The company, which floated in 2000, said the US deal would allow it to demonstrate the ability of its generators to run on non-conventional fuels such as biogas.
Turbo Genset said the initial contract would be worth about $750,000 (£411,000). If the first system performs as expected, the company will supply further units to other landfill sites where biogas can be converted to electricity and sold back to the local grid.
The company said a number of US states, especially in the mid-West, would pay attractive rates for energy based on landfill gas. It hopes such installations could reach a rate of one per month.
The deal was a boost for Turbo Genset which, despite winning widespread acclaim for its technology, has yet to convert it into a major revenue earner.
Its sales income for the six months ending June was less than £600,000, a 17 per cent improvement on its 2003 figure. But the company is still having to spend millions on R&D and the associated costs of establishing its products in the industry.
Turbo Genset’s losses grew to £4.6m for the period compared to just under £4m for the equivalent six months in 2003, leading the company to reassure its investors that it would concentrate on high-value commercial opportunities and reducing its rate of cash burn.

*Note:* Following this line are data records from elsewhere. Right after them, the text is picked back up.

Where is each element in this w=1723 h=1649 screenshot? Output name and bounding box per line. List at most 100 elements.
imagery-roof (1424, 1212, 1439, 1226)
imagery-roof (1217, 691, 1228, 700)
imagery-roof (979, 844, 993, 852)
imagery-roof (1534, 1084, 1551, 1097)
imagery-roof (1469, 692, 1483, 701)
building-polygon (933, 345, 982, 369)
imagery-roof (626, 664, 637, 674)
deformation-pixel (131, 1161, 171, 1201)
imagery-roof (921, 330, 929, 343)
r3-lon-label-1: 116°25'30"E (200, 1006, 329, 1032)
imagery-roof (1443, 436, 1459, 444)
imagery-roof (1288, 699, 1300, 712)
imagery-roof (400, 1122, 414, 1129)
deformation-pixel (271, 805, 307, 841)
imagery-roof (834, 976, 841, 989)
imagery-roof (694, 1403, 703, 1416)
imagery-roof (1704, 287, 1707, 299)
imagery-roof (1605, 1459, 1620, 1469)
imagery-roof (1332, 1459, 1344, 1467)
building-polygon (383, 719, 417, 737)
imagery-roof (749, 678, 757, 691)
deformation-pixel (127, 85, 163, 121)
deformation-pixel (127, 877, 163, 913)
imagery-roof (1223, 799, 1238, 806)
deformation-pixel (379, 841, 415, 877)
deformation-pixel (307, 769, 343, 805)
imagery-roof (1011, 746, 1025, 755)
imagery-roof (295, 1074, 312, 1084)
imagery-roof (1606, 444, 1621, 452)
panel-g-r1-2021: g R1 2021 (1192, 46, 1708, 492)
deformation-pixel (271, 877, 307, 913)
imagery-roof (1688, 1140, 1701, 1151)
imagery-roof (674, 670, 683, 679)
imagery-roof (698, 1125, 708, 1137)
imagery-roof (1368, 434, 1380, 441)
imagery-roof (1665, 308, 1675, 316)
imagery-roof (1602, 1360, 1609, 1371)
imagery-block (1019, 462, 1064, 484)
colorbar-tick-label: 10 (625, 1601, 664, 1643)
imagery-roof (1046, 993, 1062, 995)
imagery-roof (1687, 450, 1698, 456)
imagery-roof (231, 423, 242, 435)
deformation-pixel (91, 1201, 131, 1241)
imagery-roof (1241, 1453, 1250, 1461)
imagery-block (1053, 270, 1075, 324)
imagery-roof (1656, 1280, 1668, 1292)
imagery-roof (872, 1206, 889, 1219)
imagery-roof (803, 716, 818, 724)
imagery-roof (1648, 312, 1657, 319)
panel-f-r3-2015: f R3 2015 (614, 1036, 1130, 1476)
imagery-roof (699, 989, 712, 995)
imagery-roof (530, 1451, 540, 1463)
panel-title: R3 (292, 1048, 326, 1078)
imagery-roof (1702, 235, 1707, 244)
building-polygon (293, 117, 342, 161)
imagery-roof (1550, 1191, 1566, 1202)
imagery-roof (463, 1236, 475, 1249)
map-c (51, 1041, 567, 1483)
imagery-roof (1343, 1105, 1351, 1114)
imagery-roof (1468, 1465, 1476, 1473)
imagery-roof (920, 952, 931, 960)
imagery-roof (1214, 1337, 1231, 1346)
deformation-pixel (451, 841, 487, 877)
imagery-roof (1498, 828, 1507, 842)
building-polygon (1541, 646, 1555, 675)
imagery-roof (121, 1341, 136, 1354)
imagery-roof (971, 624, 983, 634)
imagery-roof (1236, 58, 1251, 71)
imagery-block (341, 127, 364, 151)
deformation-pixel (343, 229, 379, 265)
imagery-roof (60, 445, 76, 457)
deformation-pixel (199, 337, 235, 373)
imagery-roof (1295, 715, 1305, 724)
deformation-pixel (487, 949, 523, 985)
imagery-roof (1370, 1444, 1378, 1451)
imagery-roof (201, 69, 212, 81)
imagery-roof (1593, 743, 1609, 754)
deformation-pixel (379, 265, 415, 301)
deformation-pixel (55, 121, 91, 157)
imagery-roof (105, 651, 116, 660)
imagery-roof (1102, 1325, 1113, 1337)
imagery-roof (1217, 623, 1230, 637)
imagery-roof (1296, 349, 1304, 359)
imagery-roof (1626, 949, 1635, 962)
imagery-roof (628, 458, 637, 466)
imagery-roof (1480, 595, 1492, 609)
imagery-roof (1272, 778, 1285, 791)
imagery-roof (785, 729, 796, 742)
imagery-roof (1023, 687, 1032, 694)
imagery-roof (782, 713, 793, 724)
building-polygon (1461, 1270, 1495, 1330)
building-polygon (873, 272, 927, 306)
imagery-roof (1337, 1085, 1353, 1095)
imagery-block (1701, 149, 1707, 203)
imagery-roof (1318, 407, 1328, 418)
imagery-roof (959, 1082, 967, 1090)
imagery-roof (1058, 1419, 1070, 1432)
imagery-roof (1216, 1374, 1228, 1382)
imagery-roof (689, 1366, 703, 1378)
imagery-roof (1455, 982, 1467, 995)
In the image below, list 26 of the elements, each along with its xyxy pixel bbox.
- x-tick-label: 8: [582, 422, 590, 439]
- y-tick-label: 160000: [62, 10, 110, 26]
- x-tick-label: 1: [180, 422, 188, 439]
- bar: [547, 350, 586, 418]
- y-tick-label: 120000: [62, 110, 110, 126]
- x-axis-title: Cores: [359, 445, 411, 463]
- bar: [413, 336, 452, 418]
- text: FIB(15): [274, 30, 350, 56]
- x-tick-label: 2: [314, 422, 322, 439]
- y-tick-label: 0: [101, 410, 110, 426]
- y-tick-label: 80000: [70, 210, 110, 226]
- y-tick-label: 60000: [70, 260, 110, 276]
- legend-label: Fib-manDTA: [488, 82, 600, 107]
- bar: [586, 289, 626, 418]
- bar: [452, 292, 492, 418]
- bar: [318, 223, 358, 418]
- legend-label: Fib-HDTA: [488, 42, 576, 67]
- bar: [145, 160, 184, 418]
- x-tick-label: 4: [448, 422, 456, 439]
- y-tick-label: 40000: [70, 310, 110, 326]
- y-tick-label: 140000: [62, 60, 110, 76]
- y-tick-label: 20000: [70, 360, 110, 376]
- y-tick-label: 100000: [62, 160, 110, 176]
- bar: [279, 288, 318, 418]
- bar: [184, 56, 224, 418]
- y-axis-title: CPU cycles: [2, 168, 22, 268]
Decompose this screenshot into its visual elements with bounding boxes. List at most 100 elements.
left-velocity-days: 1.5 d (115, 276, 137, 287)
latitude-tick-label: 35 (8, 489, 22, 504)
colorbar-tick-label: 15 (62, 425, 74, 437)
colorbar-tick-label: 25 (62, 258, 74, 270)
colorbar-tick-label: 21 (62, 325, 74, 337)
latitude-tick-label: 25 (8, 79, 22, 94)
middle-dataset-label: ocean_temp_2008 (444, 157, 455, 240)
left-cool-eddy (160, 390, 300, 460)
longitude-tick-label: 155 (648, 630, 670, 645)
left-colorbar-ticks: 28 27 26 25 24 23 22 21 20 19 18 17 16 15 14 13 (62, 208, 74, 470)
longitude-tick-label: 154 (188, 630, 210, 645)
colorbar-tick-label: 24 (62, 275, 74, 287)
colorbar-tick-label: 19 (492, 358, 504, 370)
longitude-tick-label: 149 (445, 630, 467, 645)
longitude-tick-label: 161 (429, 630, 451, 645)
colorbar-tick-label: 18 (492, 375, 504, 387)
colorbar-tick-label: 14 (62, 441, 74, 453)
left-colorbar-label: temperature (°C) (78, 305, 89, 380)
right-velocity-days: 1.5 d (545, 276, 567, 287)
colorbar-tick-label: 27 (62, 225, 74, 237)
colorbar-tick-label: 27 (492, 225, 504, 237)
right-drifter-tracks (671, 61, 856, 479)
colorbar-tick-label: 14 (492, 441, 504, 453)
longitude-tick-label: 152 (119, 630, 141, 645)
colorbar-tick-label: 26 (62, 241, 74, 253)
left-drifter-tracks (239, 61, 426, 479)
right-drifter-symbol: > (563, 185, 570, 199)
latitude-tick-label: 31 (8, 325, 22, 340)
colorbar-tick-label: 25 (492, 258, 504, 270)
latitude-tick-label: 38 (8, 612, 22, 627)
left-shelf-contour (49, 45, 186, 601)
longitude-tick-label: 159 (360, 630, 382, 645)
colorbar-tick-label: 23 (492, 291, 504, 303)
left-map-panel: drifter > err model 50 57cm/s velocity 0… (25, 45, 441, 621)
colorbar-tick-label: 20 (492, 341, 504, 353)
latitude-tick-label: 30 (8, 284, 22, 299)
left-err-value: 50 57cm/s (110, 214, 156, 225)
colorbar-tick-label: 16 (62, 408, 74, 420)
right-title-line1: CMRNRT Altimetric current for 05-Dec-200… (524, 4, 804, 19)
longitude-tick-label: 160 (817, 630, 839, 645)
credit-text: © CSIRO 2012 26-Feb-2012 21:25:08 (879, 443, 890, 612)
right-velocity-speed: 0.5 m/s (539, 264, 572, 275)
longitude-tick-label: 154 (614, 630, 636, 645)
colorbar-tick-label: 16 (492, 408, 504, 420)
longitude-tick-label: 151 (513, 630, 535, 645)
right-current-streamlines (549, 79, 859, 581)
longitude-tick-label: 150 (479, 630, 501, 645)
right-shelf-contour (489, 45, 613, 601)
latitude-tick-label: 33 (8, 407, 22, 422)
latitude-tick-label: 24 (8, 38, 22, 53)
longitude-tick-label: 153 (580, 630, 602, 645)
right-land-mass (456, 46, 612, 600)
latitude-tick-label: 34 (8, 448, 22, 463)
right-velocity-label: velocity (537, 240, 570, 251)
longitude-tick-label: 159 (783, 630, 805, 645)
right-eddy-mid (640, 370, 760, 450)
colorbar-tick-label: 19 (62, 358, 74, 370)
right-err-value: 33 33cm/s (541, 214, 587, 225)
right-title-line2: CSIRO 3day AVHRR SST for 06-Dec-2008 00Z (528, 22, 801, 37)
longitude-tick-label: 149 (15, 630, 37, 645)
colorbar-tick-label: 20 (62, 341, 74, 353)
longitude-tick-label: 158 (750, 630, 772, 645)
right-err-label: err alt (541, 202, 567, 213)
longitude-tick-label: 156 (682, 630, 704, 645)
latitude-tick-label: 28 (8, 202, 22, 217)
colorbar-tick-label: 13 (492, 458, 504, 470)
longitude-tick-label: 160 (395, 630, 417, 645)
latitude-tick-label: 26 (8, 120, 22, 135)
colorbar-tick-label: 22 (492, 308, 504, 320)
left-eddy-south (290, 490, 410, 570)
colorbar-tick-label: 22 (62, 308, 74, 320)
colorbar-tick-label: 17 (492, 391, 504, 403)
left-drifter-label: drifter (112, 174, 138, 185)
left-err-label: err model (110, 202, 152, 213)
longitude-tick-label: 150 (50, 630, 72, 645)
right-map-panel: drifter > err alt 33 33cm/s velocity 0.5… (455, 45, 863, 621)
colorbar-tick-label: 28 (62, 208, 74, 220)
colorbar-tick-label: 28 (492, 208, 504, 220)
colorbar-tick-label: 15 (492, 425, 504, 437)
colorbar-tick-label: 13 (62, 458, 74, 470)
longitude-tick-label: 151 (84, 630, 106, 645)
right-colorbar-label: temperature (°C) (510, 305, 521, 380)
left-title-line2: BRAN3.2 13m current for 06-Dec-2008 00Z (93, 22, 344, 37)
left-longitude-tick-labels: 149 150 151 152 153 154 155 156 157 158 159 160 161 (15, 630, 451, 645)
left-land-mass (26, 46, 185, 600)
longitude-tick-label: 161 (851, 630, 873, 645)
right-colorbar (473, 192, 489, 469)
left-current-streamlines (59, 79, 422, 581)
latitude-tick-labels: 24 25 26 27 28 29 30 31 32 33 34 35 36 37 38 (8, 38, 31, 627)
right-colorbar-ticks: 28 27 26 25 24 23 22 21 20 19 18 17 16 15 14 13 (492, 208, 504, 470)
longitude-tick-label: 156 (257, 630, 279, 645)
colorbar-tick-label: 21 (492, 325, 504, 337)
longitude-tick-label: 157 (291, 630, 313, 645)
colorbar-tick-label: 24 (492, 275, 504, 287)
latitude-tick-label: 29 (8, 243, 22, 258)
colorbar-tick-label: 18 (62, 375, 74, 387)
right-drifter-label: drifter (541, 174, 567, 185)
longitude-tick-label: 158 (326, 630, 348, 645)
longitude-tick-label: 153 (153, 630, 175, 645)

Turbo Genset claimed other commercial deals were well advanced. It has already reached agreement with Tyree Power of Australia to supply combined-cycle generating systems from the first quarter of next year.
The company said it was confident that a hotel operator in India would sign up for two 400KW units.
Turbo Genset has also been contracted by Sweden’s SKF to design and build a high-speed motor and associated drive electronics.